Gone but never forgotten 

19 March 2009 tbs.pm/1835

Map of the UK

Simon Luxton originally wrote this article on the end of ITV regionalism in 2002, but we are re-publishing it now as a tribute to him. Simon passed away on March 3 and his passing represents a sad loss to all of us who are interested in the story of broadcasting in this country.

At the time of his death, Simon was working on a series about Grange Hill for Transdiffusion. However we would also like to remember him as a cogent commentator on today’s television as well as yesterday’s. As this item was written in 2002, some things have changed, but the article represents a good example of Simon’s writing.

We at Transdiffusion send our condolences to Simon’s family, friends and colleagues.

“This is ATV providing your programmes on the Midlands transmitters of the Independent Broadcasting Authority”. “You’re watching HTV, ITV1 in Wales.” “This is Carlton, television for London”.

Even with two giants controlling most franchises, the regional touch is still there in ITV1 presentation. But not for much longer. On 11 June, ITV1 announced plans to drop regional names in favour of its own brand in peaktime. The regional names, which have introduced programmes since ITV began in 1955, will be consigned to introducing local output only.

It’s been on the cards for a while but remains a bitter pill to swallow. In a bid to modernise ITV1’s image, the channel has appointed new executives who would reportedly banish regional names altogether if they could. To do so would be a political impossibility, but to even have had the idea indicates these men needed to be shown the door before they had even set foot in it.

ITV1 first dabbled with a generic ident over Christmas 2001, albeit in the Granada regions only.
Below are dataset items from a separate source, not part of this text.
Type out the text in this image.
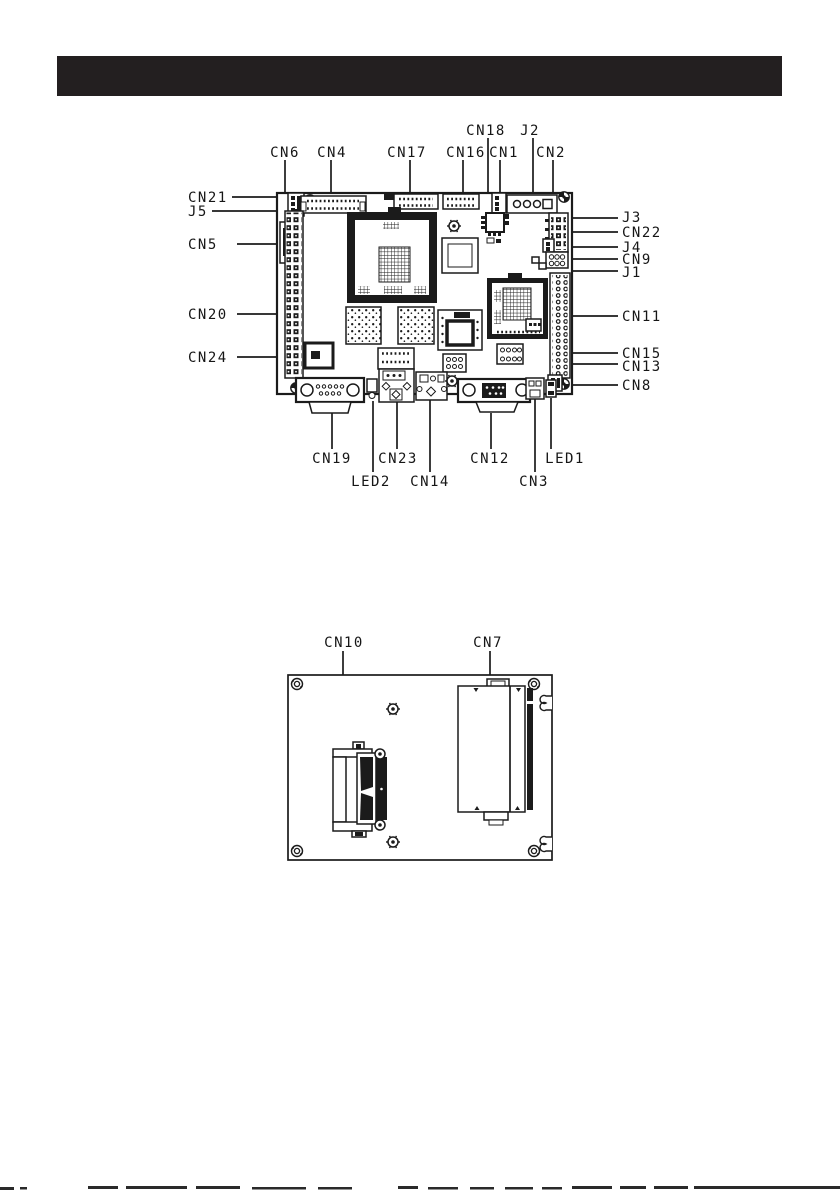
CN18 J2
CN6 CN4	CN17 CN16 CN1 CN2
CN21
J5
CN5
CN20
CN24
J3
CN22
J4
CN9
J1
CN11
CN15
CN13
CN8
CN19 CN23	CN12	LED1
LED2 CN14	CN3
CN10	CN7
Many viewers were upset at not seeing the local company’s name before programmes – protests actually appeared in local newspapers.

But ITV clearly thought the level of complaints was negligible – the next ITV1 ident, promoting the Brit Awards, went out in all regions in February. Carlton still modified the sequence to include their own name.

The latest generic ident appeared in June to mark the Golden Jubilee. This time Carlton made no alterations.

A centralised look for ITV has never had an easy ride. When the channel first attempted a generic look in 1989, several regions refused the common identity as it did not fit in with their on-screen image. By 1993 nearly all regions were back using their own presentation styles. Yet for the ITV brand this was a temporary setback.

The launch of ITV’s present identity in 1998 coincided with the formation of the Network Promotions Unit (NPU), producing generically branded versions of the programme promotions which regions once did themselves. Then came dual branding in 1999 – both ITV and regional logos were seen before programmes but with the regional name always dominant. Will individual regions boycott the new look? With only two remaining, it’s doubtful, but we’ll have to see.

At the end of the day, presentation is merely a cosmetic touch for any TV station. But for ITV1 it symbolises a decade of change in which regional franchises have been increasingly devalued. Since Carlton took over Central in 1994, many jobs have been lost in the Midlands and eventually the Central brand itself followed the former employees.

Granada, meanwhile, have axed five regional presentation departments in favour of centralised continuity from Leeds and Southampton, at the expense of many, including the very popular Colin Weston. The biggest losers, however, are those served by Carlton regions – viewers wanting slivers of information about local programming now have to telephone a centralised information line in Birmingham, which often has no idea about regional matters. Bad news for the Devon farmer used to a proper regional service.

Can ITV ever become the great service it once was? This would by rather difficult with the current executives in charge – most jobs within ITV are now freelance with staff posts growing ever fewer. Contracts are getting shorter, and any staff member who rocks the boat can easily be replaced with little comeback. Now is the time for another ITV strike, you might say. But with such working conditions employees are putting their livelihoods before making a stand. Effectively, the 1990 Broadcasting Act turned ITV companies from viewer-serving broadcasters into self-serving concerns.

What a clueless bunch of muppets those in charge of modern television are. The last 18 months have seen the ITV1’s popularity plunge, largely due to increased advertising, soap overkill and the backbone regional programmes increasingly being relegated to ghetto slots. 2002 has been a disastrous year for TV on the whole, with BBC-1’s unpopular rebrand and the collapse of ITV Digital. Dropping regional brands won’t make ITV1 great again – it will only inflict further damage that will take the station years to recover from.